1. It's a mile-high buffet
JetBlue (NASDAQ:JBLU) is following in the footsteps of European trains, regional amusement parks, and Golden Corral smorgasbords. The value-priced air carrier is selling $599 passes, good for unlimited travel across all of its routes from Sept. 8 through Oct. 8.

This may seem like a brilliant idea at first. The monthlong "all you can jet" experiment comes after the peak summer travel season is over, so there should be plenty of capacity available. JetBlue also stands to collect $100 from passengers in no-show penalties or last-minute changes.

However, I see two problems here. The first pitfall is that potential fare-paying customers may be shut out if too many pass-waving flyers fill up the popular routes. The bigger problem won't rear its ugly head until next summer. Prospective passengers will hold back from booking flights on JetBlue during those dates, in anticipation of a repeat offer in 2010.

The only thing harder than the near-term profit crunch of discounting travel is the challenge of eventually weaning customers off those discounts.

2. The map is in your glove compartment, dummy     
Shares of car-rental agencies traded higher on Monday after Priceline.com (NASDAQ:PCLN) posted a healthy 15% spike in volume of its car rental business.

The problem with the sympathy play is that Priceline isn't a bellwether for any of the travel segments it books. For instance, Priceline also posted a 44% increase in hotel-room nights. Good luck finding any lodging chain that saw an uptick in business this year.  

Priceline's forte is in "name your price" bids that smoke out the penny-pinchers.

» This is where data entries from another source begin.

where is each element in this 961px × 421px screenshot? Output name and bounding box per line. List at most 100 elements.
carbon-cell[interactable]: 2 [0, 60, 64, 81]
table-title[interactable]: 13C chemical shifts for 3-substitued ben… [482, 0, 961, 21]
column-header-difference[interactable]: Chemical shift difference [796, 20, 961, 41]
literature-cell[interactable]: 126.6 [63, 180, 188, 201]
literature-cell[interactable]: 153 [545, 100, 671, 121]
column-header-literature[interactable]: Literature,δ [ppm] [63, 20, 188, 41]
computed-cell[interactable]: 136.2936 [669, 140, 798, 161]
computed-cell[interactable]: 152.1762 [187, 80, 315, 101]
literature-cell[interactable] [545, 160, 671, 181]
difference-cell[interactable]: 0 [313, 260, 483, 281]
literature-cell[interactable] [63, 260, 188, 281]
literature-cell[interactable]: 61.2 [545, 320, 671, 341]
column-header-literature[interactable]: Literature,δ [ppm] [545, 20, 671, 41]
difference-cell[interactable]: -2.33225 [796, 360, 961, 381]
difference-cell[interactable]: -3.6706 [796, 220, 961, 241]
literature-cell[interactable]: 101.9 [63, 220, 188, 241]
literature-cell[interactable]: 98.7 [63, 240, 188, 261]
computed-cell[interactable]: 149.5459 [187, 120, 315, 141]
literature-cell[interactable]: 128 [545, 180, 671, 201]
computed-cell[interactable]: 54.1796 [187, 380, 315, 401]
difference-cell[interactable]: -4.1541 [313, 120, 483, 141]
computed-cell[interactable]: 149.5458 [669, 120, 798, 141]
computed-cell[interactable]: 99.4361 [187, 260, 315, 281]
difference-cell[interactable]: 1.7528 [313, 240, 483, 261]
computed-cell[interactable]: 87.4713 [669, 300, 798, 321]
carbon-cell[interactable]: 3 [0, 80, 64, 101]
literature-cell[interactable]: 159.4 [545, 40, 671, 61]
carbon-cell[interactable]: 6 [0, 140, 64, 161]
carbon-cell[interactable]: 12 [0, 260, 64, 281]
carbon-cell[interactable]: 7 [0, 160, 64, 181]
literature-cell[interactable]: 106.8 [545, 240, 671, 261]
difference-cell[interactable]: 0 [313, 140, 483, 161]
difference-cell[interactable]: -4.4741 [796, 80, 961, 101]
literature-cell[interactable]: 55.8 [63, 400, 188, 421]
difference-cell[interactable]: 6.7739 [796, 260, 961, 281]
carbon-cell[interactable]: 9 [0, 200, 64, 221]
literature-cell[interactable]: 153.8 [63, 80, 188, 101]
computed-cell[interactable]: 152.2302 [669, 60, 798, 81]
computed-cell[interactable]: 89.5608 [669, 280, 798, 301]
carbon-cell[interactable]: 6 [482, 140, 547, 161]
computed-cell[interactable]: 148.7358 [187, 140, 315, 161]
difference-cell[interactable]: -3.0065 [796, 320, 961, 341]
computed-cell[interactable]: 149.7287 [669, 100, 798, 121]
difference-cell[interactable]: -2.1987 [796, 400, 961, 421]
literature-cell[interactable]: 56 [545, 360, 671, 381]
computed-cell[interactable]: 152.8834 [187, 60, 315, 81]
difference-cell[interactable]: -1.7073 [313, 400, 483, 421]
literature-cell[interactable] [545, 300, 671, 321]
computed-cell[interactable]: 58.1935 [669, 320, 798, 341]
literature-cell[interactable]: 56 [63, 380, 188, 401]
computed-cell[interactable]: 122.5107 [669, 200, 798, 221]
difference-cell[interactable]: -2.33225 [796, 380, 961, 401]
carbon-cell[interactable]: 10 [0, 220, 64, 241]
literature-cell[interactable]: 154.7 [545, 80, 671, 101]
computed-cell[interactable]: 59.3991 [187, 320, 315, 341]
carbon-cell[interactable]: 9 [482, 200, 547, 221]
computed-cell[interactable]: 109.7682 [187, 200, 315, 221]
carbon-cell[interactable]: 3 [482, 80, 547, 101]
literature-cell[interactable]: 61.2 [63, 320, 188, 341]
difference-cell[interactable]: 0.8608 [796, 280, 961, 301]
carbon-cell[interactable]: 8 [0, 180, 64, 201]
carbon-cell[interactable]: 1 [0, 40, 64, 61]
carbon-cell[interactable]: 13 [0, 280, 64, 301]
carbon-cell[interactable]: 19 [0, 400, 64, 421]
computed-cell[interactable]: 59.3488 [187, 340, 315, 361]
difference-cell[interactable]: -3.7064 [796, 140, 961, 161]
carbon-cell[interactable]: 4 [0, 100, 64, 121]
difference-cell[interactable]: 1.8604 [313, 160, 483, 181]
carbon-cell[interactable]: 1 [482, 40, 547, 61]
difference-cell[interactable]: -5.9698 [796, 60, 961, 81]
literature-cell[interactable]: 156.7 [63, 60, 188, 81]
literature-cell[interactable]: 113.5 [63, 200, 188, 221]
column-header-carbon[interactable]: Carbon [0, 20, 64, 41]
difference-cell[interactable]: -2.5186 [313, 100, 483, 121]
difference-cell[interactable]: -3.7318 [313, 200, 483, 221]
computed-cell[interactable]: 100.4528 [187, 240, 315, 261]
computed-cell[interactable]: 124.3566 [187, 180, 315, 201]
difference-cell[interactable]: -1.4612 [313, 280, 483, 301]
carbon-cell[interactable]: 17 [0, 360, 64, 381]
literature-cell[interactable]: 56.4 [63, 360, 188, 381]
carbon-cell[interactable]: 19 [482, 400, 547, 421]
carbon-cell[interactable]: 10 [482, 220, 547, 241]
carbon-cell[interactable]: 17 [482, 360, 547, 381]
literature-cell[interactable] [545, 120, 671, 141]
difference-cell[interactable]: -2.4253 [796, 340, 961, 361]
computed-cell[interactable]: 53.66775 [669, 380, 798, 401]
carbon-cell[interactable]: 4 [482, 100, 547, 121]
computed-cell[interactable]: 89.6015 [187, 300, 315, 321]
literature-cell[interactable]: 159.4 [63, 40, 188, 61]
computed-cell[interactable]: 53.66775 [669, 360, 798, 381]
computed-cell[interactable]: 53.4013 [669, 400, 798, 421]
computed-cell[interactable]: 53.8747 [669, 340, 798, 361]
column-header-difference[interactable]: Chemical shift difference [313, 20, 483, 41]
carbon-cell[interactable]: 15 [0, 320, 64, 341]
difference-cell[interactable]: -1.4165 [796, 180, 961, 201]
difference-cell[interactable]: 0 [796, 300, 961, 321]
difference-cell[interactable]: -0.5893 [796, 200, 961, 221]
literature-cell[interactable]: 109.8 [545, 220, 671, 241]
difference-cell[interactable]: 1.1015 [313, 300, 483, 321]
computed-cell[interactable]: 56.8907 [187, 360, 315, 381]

If that's a measuring stick, it's only appropriate for discounted auto rentals as well, and that's not something the industry should be happy about.

However, investors didn't even need to connect those particular dots. They could have just looked up the Avis Budget Group (NYSE:CAR) report from a week earlier. During the same April-May-June period, Avis Budget suffered a 21% decline in car-rental days.

I have no sympathy for those who misread sympathy plays.

3. Tricks and mortar
Yes, Virginia. There is a Santa Claus. He artificially inflates the miserable comps at Macy's (NYSE: M).

The department-store chain posted ho-hum quarterly results this week, but the real head-turner came after declaration that same-store comps fell by 9.5%.

"Online sales positively affected the company's second quarter and first half 2009 same-store sales by 0.5 percentage points," reads the report. "Online sales are included in the same-store sales calculation for Macy's, Inc."

So the registers at your average store didn't ring up 9.5% fewer sales. It was actually a 10% decline. Macy's simply uses its macys.com and bloomingdales.com sales as icing for its comps.

I'm glad Macy's is willing to be upfront about this, but now it distorts the snapshot. As online sales become a larger part of the revenue mix, there will be a disparity between retailers that put out legitimate bricks-and-mortar comps and those who top them off with online and mail-order sales.

This is no miracle on 34th Street.

4. Leaving so Zune?
Microsoft's (NASDAQ:MSFT) Zune HD finally has a release date. Some chains are taking pre-orders on the portable media player, promising a September 15 release date.

Despite some neat perks, such as HD Radio and an OLED touchscreen, there's little reason to believe that a product that's been a fringe player through all previous incarnations will pose any kind of threat to Apple's (NASDAQ:AAPL) iPod touch.

However, by giving us a date, Microsoft grants us the luxury of launching the countdown clocks to celebrate Microsoft's next paperweight.

Prove me wrong, Microsoft.

5. Drove my Chevy to the eBay, but the eBay was dry  
I remember some of the earliest eBay (NASDAQ:EBAY) success stories, in which antique-shop owners and crafty artisans would close their stores and operate exclusively out of the popular auction site.

Is GM the next antique-shop owner? Just months after dismissing many of its dealerships, General Motors is trying to move cars through eBay.

eBay Motors is a major contributor to the gross merchandise volume moved through eBay as a whole, but typically with used cars. I don't see the brand-polishing appeal of being associated with moving shiny new cars through the same platform that sells Alf ashtrays and Pokemon trading cards.